Detrás de las cortinas, después de las doce.

«Me acuerdo de cómo el viejo dejaba las flores sobre su ataúd y miraba con desesperación su delgado rostro sin vida, su sonrisa muerta, sus manos, en cruz sobre el pecho. Lloraba sobre su cadáver como si fuera el de su propia hija. Natalia, yo, todos intentabamos consolarlo pero él no tenía consuelo y enfermó gravemente después del entierro de Nelly.
Anna Andréievna me entregó el escapulario que tenía colgado del cuello. Dentro estaba la carta que la madre de Nelly le escribió al duque. La leí el día que murió Nelly. Se dirigía al duque maldiciéndolo, le decía que no puede perdonarlo, hablaba de su vida, los horrores con los que dejaba a Nelly y le suplicaba hacer algo por la niña. «Es suya – decía – es hija suya, y usted sabe de sobra que es su hija de verdad. Le he dicho que vaya a verlo cuando yo muera y le enseñe la carta. Si no rechaza a Nelly, puede que allá le perdone y el día del juicio final yo misma me arrodille delante del señor para rogarle el perdón por todos sus pecados. Nelly sabe el contenido de la carta; se la leí yo misma, se lo he explicado todo, lo sabe todo, todo…»
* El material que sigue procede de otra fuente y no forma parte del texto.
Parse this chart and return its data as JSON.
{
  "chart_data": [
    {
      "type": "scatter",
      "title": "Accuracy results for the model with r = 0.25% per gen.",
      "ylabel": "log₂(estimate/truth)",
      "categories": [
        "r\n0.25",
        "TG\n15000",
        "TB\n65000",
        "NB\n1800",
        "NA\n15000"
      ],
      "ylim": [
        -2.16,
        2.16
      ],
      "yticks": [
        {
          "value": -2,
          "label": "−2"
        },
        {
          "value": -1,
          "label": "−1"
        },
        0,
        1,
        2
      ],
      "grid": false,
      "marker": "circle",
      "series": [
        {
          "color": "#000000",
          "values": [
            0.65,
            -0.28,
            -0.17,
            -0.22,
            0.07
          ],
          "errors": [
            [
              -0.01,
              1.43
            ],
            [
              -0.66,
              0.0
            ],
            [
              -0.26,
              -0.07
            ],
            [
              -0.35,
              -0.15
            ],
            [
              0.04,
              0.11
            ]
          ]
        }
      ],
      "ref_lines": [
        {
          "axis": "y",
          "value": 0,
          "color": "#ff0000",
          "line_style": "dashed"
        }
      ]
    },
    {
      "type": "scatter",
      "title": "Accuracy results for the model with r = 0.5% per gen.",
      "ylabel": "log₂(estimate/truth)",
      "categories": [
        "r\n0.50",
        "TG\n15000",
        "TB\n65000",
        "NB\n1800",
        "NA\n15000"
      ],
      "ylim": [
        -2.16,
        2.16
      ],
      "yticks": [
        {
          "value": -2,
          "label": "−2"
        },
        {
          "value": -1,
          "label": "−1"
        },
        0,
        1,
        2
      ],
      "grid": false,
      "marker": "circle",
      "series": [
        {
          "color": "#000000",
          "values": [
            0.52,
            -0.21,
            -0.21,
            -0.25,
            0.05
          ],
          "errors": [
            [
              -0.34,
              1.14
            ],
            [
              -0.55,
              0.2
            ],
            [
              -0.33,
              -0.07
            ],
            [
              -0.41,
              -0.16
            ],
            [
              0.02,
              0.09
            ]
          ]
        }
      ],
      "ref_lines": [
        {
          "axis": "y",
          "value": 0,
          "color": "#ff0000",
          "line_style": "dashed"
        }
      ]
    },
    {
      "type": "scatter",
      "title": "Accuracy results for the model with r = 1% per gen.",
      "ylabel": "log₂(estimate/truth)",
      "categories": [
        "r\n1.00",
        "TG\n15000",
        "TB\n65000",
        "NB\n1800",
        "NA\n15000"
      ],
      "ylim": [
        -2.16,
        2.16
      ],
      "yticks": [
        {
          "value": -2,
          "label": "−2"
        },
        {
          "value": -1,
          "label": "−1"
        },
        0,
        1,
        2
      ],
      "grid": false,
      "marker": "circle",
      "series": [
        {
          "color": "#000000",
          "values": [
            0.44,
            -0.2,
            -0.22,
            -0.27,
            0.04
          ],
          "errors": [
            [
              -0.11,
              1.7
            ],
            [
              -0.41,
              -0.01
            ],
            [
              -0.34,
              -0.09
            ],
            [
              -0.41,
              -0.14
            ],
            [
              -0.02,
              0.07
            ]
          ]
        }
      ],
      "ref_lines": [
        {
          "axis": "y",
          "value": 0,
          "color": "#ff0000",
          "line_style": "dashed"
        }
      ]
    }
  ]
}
Pero Nelly no cumplió su promesa: lo sabía todo pero nunca fue a ver al duque y murió lejos de la paz.
Cuando regresamos del entierro de Nelly, Natalia y yo salimos al jardin. Era un día caluroso, lleno de luz. Dentro de una semana se irían. Natalia me dirigió una larga y extraña mirada.
Vania, -dijo- Vania, todo esto ha sido un sueño!
¿Qué ha sido un sueño? – pregunté.
Todo, todo -dijo ella- todo este año. Vania, ¿para qué he destrozado tu felicidad?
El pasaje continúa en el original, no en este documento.